Wednesday, June 01, 2022

Frontier is the Fastest Supercomputer on the Planet - 1 June 2022

Announced on Monday, 30 May 2022, the Frontier computer is the fastest computer on the planet, driven by AMD EPYC CPUs and AMD Instinct GPUs.  I was a manager on the research projects that led to this success.  The research ideas were turned into reality by a large team of dedicated engineers across a variety of disciplines.  The AMD part of the story began in about 2014.

The AMD Research "FastForward" project on supercomputing started in about 2014 when the fastest computer in the world was 33.86 Petaflop/second (0.034 Exaflops/sec).  That machine was the Tianhe-2, a supercomputer developed by China’s National University of Defense Technology.  The Top500 list tracks the fastest computers, and in 2014, it looked like this.  In the research project, our challenge was to invent a 1 Exaflop/sec (1000 Petaflops/sec) machine that used 20 Megawatts of power; at the time, it was predicted that such a machine would require nearly 100 MW if built using then-current technology.  Further, it required so many chips that reliability calculations gave dismal predictions: the machine might not stay up long enough between failures to deliver the useful results.  It took years of research from 2014 - plus the blood and sweat of hundreds of engineers across many disciplines - but the Cray branch of HPE delivered Frontier at 1.1 Exaflops/sec using 21 MW of power.  News report here and here from The Next Platform.

AMD EPYC CPUs and AMD Instinct GPUs (with AI/ML extensions) form the heart of the Oak Ridge Frontier machine.  Once the system is tuned, it is expected to deliver 1.5 Exaflops/sec on the Hi-perf Linpack (HPL) benchmark.    

When the FastForward (FF) project started, AMD had a declining number of systems on the Top500 list and I doubt any of them had AMD GPUs.  The list was dominated by Intel (CPUs), IBM (CPUs), and Nvidia (GPUs).  The Tianhe-2 (China) and Fugaku (Japan) were unusual.  There were a lot of people, many within AMD, who thought AMD Research was wasting its time on supercomputers and high-performance computing.  The AMD FF project received some outside funding from the US Government's Exascale Computing Project (ECP) that allowed us (AMD Research) a bit of independence to pursue the HPC (high-performance computing) research.  The external funding even helped AMD Research survive and grow during times when the rest of AMD was shrinking and suffering.  FastForward was followed by DesignForward, FF2, DF2, and finally PathForward (PF) funding from the ECP.  This money did not cover the costs of the research, but it provided a reliable core of funding around which we could build a stable series of projects.  

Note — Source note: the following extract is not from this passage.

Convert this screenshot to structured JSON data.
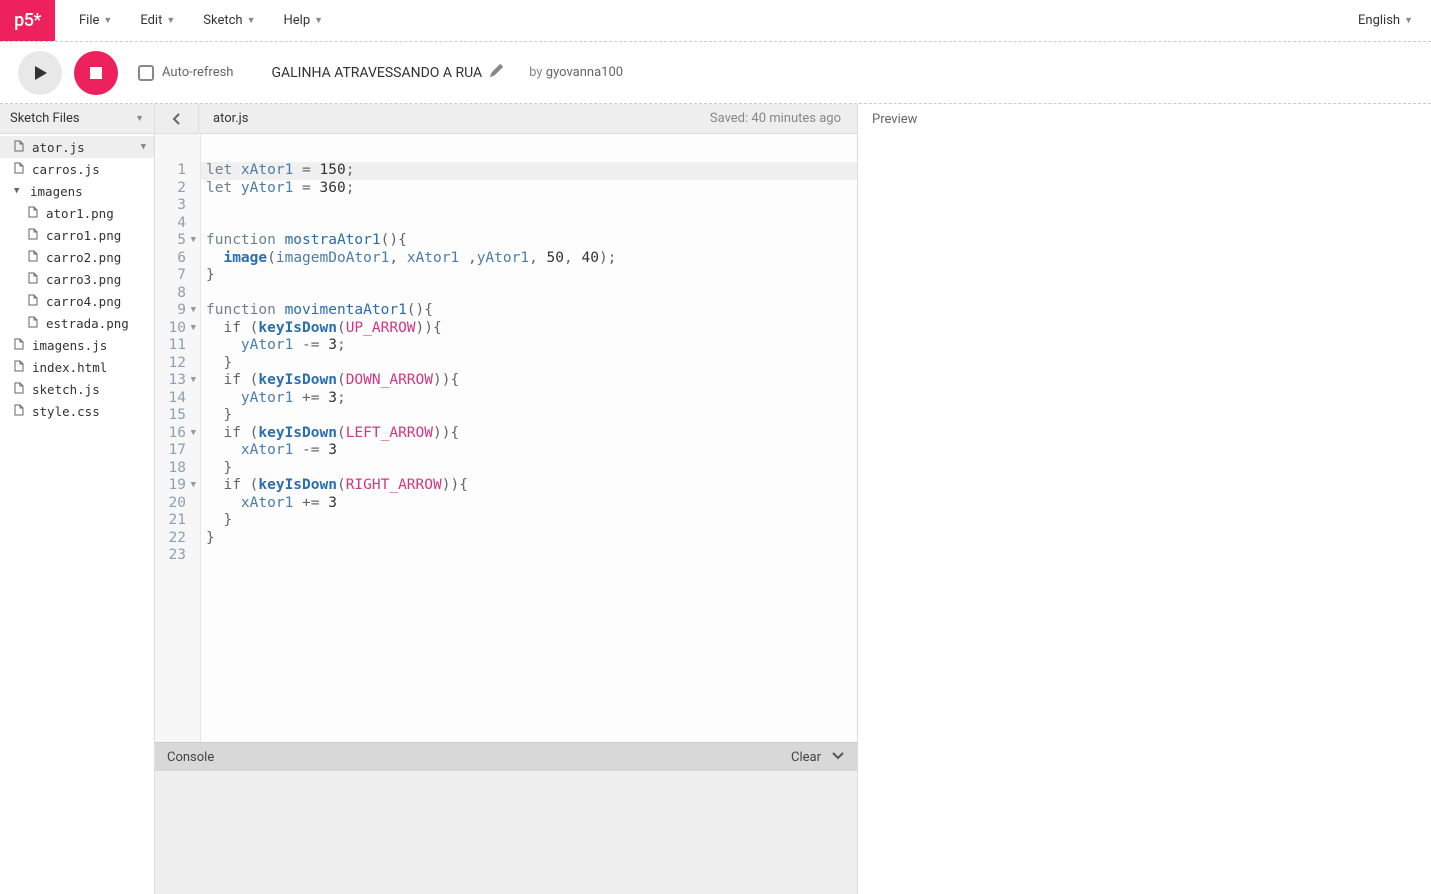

Innovation was rampant in the FF work and continued into successive projects.  The AMD Research group varied in size (it grew), but at one point, it represented about 1% of the AMD engineering population.  At the peak, we produced about 40% of the AMD patents. Corporate-wide.  The average Research member was 40x as productive as the average development engineer when comparing patents. With an increased emphasis on patents, the productivity of the rest of the corporation has risen and the Research group produces about 25% of the AMD patents.

There was a strong body of publications coming from AMD Research.  The 50-odd researchers produced more peer-reviewed papers for major conferences than companies like Intel, Apple, Microsoft, and Google that had research staffs that were literally 10x the size.  To be fair, this was not because AMD Research was smarter, but because AMD had a liberal publication policy.  This publication policy changed dramatically in about 2018-2019.  A publication went out (not from Research!) that revealed AMD confidential information, and so the valves were closed for a while.  After internal debate, the valves were slightly reopened, but never to the same level of disclosure that had previously been allowed.  Certain topics were not eligible for publication because the very topics were sensitive, and this caused significant internal friction.  But such are the requirements of corporate research as distinguished from academic research.  The AMD Research publication remains strong but is not as voluminous as the historical level.

The next machine is to be El Capitan at Lawrence Livermore National Labs, and it is projected to deliver over 2 Exaflops with the next generation of AMD CPU and GPU silicon.